El sol derramaba sus deslumbradores rayos sobre aquellas aguas tranquilas, y al norte los dos elementos se confundían en un mismo horizonte.

El doctor quiso comprobar la naturaleza del agua, que por espacio de mucho tiempo se creyó salada. No había ningún peligro en acercarse a la superficie del lago, y la barquilla descendió hasta rozar el agua como una golondrina.

Joe metió una botella y la sacó medio llena. El agua tenía cierto gusto de natrón que la hacía poco potable.

En tanto que el doctor anotaba el resultado de su observación, a su lado sonó un disparo. Kennedy no había podido resistir el deseo de enviarle una bala a un gigantesco hipopótamo. Éste, que respiraba tranquilamente, desapareció al oírse el estampido, sin que la bala cónica hiciese en él ninguna mella.

—Mejor hubiera sido clavarle un arpón —dijo Joe.

—¿Y dónde está el arpón?

—¿Qué mejor arpón que cualquiera de nuestras anclas? Para un animal semejante, un ancla es el anzuelo apropiado.

—¡Caramba! Joe ha tenido una idea… —dijo Kennedy.

—A la cual os suplico que renunciéis —replicó el doctor—. El animal nos arrastraría muy pronto a donde nada tenemos que hacer.

—Sobre todo, ahora que conocemos la calidad del agua del Chad. ¿Y es comestible ese pez, señor Fergusson?

—Tu pez, Joe, es un mamífero del género de los paquidermos, y su carne, según dicen excelente, es objeto de un activo comercio entre las tribus ribereñas del lago.

—Siento, pues, que el disparo del señor Dick no haya tenido mejor éxito.

—El hipopótamo sólo es vulnerable en el vientre y entre los muslos. La bala de Dick no le ha causado la menor impresión. Si el terreno me parece propicio, nos detendremos en el extremo septentrional del lago; allí, Kennedy podrá hacer de las suyas y desquitarse.

—¡De acuerdo! —dijo Joe—. Que cace el señor Dick algún hipopótamo; me gustaría probar la carne de ese anfibio. No me parece natural penetrar hasta el centro de África para vivir de chochas y perdices como en Inglaterra.

CAPITULO XXXII

Desde su llegada al lago Chad el Victoria había encontrado una corriente, que se inclinaba más al oeste. Algunas nubes moderaban el calor del día; además, circulaba un poco de aire en aquella inmensa extensión de agua. Sin embargo, hacia la una, el globo, tras cruzar en diagonal aquella parte del lago, se internó en las tierras por espacio de siete u ocho millas.

El doctor, al principio algo contrariado por esta dirección, ya no pensó en quejarse de ella cuando distinguió la ciudad de Kuka, la célebre capital de Bornu, rodeada de murallas de arcilla blanca; unas mezquitas bastante toscas se alzaban pesadamente por encima de esa especie de tablero de damas que forman las casas árabes. En los patios de las casas y en las plazas públicas crecían palmeras y árboles de caucho, coronados por una cúpula de follaje de más de cien pies de ancho. Joe comentó que el tamaño de aquellos parasoles guardaba proporción con la intensidad de los rayos de sol, lo que le permitió sacar conclusiones muy halagüeñas para la Providencia.
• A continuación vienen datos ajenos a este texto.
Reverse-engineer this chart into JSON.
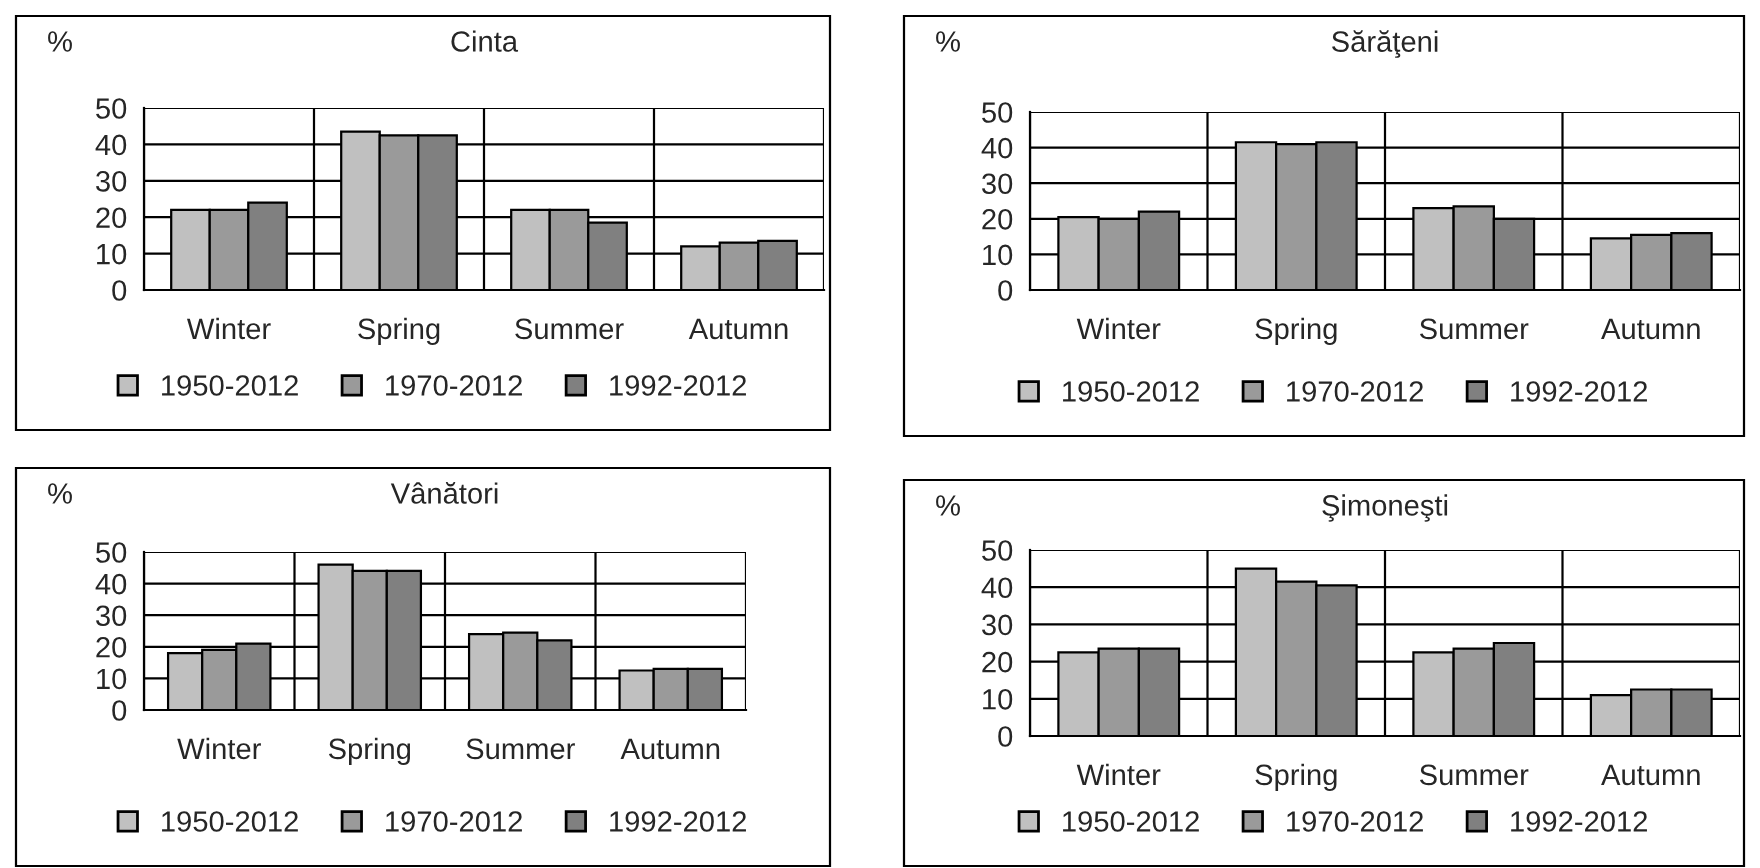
{
  "chart_data": [
    {
      "type": "bar",
      "title": "Cinta",
      "ylabel": "%",
      "categories": [
        "Winter",
        "Spring",
        "Summer",
        "Autumn"
      ],
      "ylim": [
        0,
        50
      ],
      "yticks": [
        0,
        10,
        20,
        30,
        40,
        50
      ],
      "grid": true,
      "legend": "bottom",
      "series": [
        {
          "name": "1950-2012",
          "color": "#c0c0c0",
          "values": [
            22,
            43.5,
            22,
            12
          ]
        },
        {
          "name": "1970-2012",
          "color": "#9a9a9a",
          "values": [
            22,
            42.5,
            22,
            13
          ]
        },
        {
          "name": "1992-2012",
          "color": "#808080",
          "values": [
            24,
            42.5,
            18.5,
            13.5
          ]
        }
      ]
    },
    {
      "type": "bar",
      "title": "Sărăţeni",
      "ylabel": "%",
      "categories": [
        "Winter",
        "Spring",
        "Summer",
        "Autumn"
      ],
      "ylim": [
        0,
        50
      ],
      "yticks": [
        0,
        10,
        20,
        30,
        40,
        50
      ],
      "grid": true,
      "legend": "bottom",
      "series": [
        {
          "name": "1950-2012",
          "color": "#c0c0c0",
          "values": [
            20.5,
            41.5,
            23,
            14.5
          ]
        },
        {
          "name": "1970-2012",
          "color": "#9a9a9a",
          "values": [
            20,
            41,
            23.5,
            15.5
          ]
        },
        {
          "name": "1992-2012",
          "color": "#808080",
          "values": [
            22,
            41.5,
            20,
            16
          ]
        }
      ]
    },
    {
      "type": "bar",
      "title": "Vânători",
      "ylabel": "%",
      "categories": [
        "Winter",
        "Spring",
        "Summer",
        "Autumn"
      ],
      "ylim": [
        0,
        50
      ],
      "yticks": [
        0,
        10,
        20,
        30,
        40,
        50
      ],
      "grid": true,
      "legend": "bottom",
      "series": [
        {
          "name": "1950-2012",
          "color": "#c0c0c0",
          "values": [
            18,
            46,
            24,
            12.5
          ]
        },
        {
          "name": "1970-2012",
          "color": "#9a9a9a",
          "values": [
            19,
            44,
            24.5,
            13
          ]
        },
        {
          "name": "1992-2012",
          "color": "#808080",
          "values": [
            21,
            44,
            22,
            13
          ]
        }
      ]
    },
    {
      "type": "bar",
      "title": "Şimoneşti",
      "ylabel": "%",
      "categories": [
        "Winter",
        "Spring",
        "Summer",
        "Autumn"
      ],
      "ylim": [
        0,
        50
      ],
      "yticks": [
        0,
        10,
        20,
        30,
        40,
        50
      ],
      "grid": true,
      "legend": "bottom",
      "series": [
        {
          "name": "1950-2012",
          "color": "#c0c0c0",
          "values": [
            22.5,
            45,
            22.5,
            11
          ]
        },
        {
          "name": "1970-2012",
          "color": "#9a9a9a",
          "values": [
            23.5,
            41.5,
            23.5,
            12.5
          ]
        },
        {
          "name": "1992-2012",
          "color": "#808080",
          "values": [
            23.5,
            40.5,
            25,
            12.5
          ]
        }
      ]
    }
  ]
}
Kuka está formada por dos ciudades distintas, separadas por el dendal, un paseo de trescientas toesas de ancho, a la sazón atestado de transeúntes a pie y a caballo. A un lado se encuentra la ciudad rica, con sus casas altas y aireadas, y al otro la ciudad pobre, triste aglomeración de chozas bajas y cónicas, donde pulula una población indigente, porque Kuka no es ni comercial ni industrial.

Kennedy encontró en aquellas dos ciudades, perfectamente diferenciadas, cierta semejanza con un Edimburgo que se extendiera en un llano.
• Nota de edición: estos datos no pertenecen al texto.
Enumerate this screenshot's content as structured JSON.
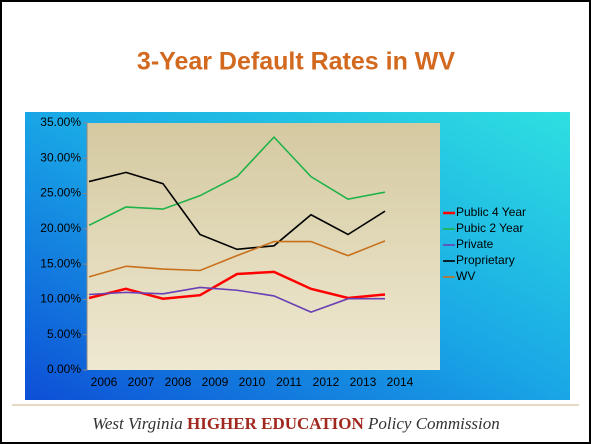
{
  "chart_data": {
    "type": "line",
    "title": "3-Year Default Rates in WV",
    "categories": [
      "2006",
      "2007",
      "2008",
      "2009",
      "2010",
      "2011",
      "2012",
      "2013",
      "2014"
    ],
    "series": [
      {
        "name": "Public 4 Year",
        "color": "#ff0000",
        "values": [
          10.2,
          11.5,
          10.1,
          10.6,
          13.6,
          13.9,
          11.5,
          10.2,
          10.7
        ]
      },
      {
        "name": "Pubic 2 Year",
        "color": "#1fb34a",
        "values": [
          20.5,
          23.1,
          22.8,
          24.7,
          27.4,
          33.0,
          27.4,
          24.2,
          25.2
        ]
      },
      {
        "name": "Private",
        "color": "#6a3fb5",
        "values": [
          10.7,
          11.0,
          10.8,
          11.7,
          11.3,
          10.5,
          8.2,
          10.1,
          10.1
        ]
      },
      {
        "name": "Proprietary",
        "color": "#000000",
        "values": [
          26.7,
          28.0,
          26.4,
          19.2,
          17.1,
          17.6,
          22.0,
          19.2,
          22.5
        ]
      },
      {
        "name": "WV",
        "color": "#c8701a",
        "values": [
          13.2,
          14.7,
          14.3,
          14.1,
          16.2,
          18.2,
          18.2,
          16.2,
          18.3
        ]
      }
    ],
    "ylim": [
      0,
      35
    ],
    "yticks": [
      {
        "value": 0,
        "label": "0.00%"
      },
      {
        "value": 5,
        "label": "5.00%"
      },
      {
        "value": 10,
        "label": "10.00%"
      },
      {
        "value": 15,
        "label": "15.00%"
      },
      {
        "value": 20,
        "label": "20.00%"
      },
      {
        "value": 25,
        "label": "25.00%"
      },
      {
        "value": 30,
        "label": "30.00%"
      },
      {
        "value": 35,
        "label": "35.00%"
      }
    ],
    "legend": "right"
  },
  "footer": {
    "state": "West Virginia",
    "org": "HIGHER EDUCATION",
    "rest": "Policy Commission"
  }
}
Pero los viajeros no pudieron dedicar a Kuka más que una mirada muy rápida, porque con la inestabilidad característica de las corrientes de aquella comarca, un viento contrario sobrevino de pronto y los arrastró por espacio de unas cuarenta millas sobre el Chad.

Entonces se les presentó un nuevo panorama. Podían contar las numerosas islas del lago, habitadas por los biddiomahs, sanguinarios piratas no menos temidos que los tuaregs del Sahara. Aquellos salvajes se disponían a recibir valerosamente al Victoria con flechas y piedras, pero el globo pronto dejó atrás las islas, sobre las que parecía aletear como un escarabajo gigantesco.